O homem chega à Lua e descobre
que é um cisco no Universo

Viviane Kulczynski

conquista do espaço produziu dois efeitos fascinantes sobre a humanidade. O primeiro, e mais visível, é que o homem provou mais uma vez ser capaz de romper limites ao viajar de foguete até a Lua e deixar por lá sua marca, na década de 60. O segundo efeito é mais espetacular. A cada descoberta importante no campo da astronomia, principalmente com a ajuda do telescópio Hubble, o homem do final do século 20 fica menor e seu planeta diminui de tamanho em termos relativos. A Terra era enorme quando os navegadores espanhóis e portugueses se lançaram às travessias oceânicas, no século 15. Agora troca de século do tamanho de um grão de areia no cosmo, e diminuindo. Um estudo recente revelou a existência de um planeta cujo tamanho é 238 vezes maior que a Terra. Outra observação apontou para uma estrela, Pistola, de brilho 10 milhões de vezes mais intenso que o do Sol. Sabe-se que os telescópios podem enxergar, no máximo, 1% de tudo o que existe lá fora. Os 99% restantes são invisíveis, formados por uma massa que não brilha nem retém luz.

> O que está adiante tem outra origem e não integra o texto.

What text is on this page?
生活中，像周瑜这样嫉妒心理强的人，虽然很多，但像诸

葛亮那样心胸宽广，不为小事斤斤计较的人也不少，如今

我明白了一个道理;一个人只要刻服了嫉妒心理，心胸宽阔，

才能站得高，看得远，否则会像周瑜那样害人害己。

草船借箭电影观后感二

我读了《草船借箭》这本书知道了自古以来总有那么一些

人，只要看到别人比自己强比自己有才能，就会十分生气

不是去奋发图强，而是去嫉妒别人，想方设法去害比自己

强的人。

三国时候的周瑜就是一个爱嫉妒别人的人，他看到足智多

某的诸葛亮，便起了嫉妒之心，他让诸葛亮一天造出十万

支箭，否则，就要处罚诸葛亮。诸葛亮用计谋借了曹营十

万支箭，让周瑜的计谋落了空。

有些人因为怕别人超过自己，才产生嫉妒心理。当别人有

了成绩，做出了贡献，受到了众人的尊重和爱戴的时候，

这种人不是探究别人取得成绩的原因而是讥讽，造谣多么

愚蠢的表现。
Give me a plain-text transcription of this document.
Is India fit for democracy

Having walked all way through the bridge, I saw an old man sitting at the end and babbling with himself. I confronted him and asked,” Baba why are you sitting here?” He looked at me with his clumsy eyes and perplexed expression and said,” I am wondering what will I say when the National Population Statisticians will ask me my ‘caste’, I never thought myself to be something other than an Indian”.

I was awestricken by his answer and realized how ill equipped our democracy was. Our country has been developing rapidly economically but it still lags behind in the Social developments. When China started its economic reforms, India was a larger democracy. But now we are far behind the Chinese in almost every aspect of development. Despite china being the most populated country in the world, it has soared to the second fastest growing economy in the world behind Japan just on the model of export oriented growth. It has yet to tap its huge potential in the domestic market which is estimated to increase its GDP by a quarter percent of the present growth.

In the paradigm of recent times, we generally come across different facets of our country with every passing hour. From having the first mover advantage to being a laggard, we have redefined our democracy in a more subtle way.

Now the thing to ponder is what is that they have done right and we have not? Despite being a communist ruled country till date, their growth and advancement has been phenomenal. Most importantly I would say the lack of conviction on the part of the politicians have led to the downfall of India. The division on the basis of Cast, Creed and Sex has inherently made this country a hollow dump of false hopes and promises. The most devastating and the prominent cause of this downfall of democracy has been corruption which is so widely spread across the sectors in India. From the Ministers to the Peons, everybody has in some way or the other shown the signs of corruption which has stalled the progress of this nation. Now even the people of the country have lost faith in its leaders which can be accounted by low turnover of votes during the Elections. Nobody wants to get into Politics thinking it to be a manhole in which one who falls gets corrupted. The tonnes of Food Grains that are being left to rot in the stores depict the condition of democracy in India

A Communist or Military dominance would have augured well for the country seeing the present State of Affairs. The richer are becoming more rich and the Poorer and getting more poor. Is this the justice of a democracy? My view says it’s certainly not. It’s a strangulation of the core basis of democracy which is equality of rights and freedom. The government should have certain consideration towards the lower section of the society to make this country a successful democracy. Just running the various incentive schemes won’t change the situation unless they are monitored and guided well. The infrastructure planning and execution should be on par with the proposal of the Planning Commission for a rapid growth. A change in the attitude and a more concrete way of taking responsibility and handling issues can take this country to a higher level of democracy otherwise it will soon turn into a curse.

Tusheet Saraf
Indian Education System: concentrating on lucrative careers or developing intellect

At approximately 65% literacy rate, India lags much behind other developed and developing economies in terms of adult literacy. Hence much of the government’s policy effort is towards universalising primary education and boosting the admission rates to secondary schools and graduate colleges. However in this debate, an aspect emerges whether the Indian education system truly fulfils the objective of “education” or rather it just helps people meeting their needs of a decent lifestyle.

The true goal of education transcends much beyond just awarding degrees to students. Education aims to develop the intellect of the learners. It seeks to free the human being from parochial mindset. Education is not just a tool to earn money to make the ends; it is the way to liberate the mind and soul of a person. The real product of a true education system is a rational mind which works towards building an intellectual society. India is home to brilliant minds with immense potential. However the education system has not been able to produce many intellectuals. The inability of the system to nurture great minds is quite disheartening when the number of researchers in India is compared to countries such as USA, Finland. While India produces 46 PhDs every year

A maior aventura já empreendida pelo homem tem alguns marcos. Um dos mais significativos é o trabalho do físico americano Robert Goddard, considerado "lunático" em sua época. Ele havia descoberto uma maneira revolucionária de alçar foguetes a grandes altitudes, substituindo pólvora por combustível líquido. Acabou não lançando engenhocas à Lua, como planejava, mas ganhou dos cientistas o título de Pai da Astronáutica. Doze anos após a morte de Goddard, seus estudos foram aprimorados e nortearam os primeiros vôos espaciais.

Com a Guerra Fria, a conquista do espaço virou parte de uma enlouquecida corrida ideológica entre Estados Unidos e União Soviética. Quem lançaria o primeiro vôo tripulado? Quem chegaria antes à Lua? Contrariando as expectativas, o que se seguiu foi uma disputa admirável. Ao imprimir as primeiras pegadas no poeirento solo lunar, em 1969, Neil Armstrong restaurava o orgulho americano, abalado por duas vitórias soviéticas – o lançamento do primeiro satélite artificial, o Sputnik, e a colocação do primeiro homem em órbita, o cosmonauta Yuri Gagarin. Trinta anos depois da chegada do homem à Lua, a Nasa fala agora em voar até Marte, em 2019.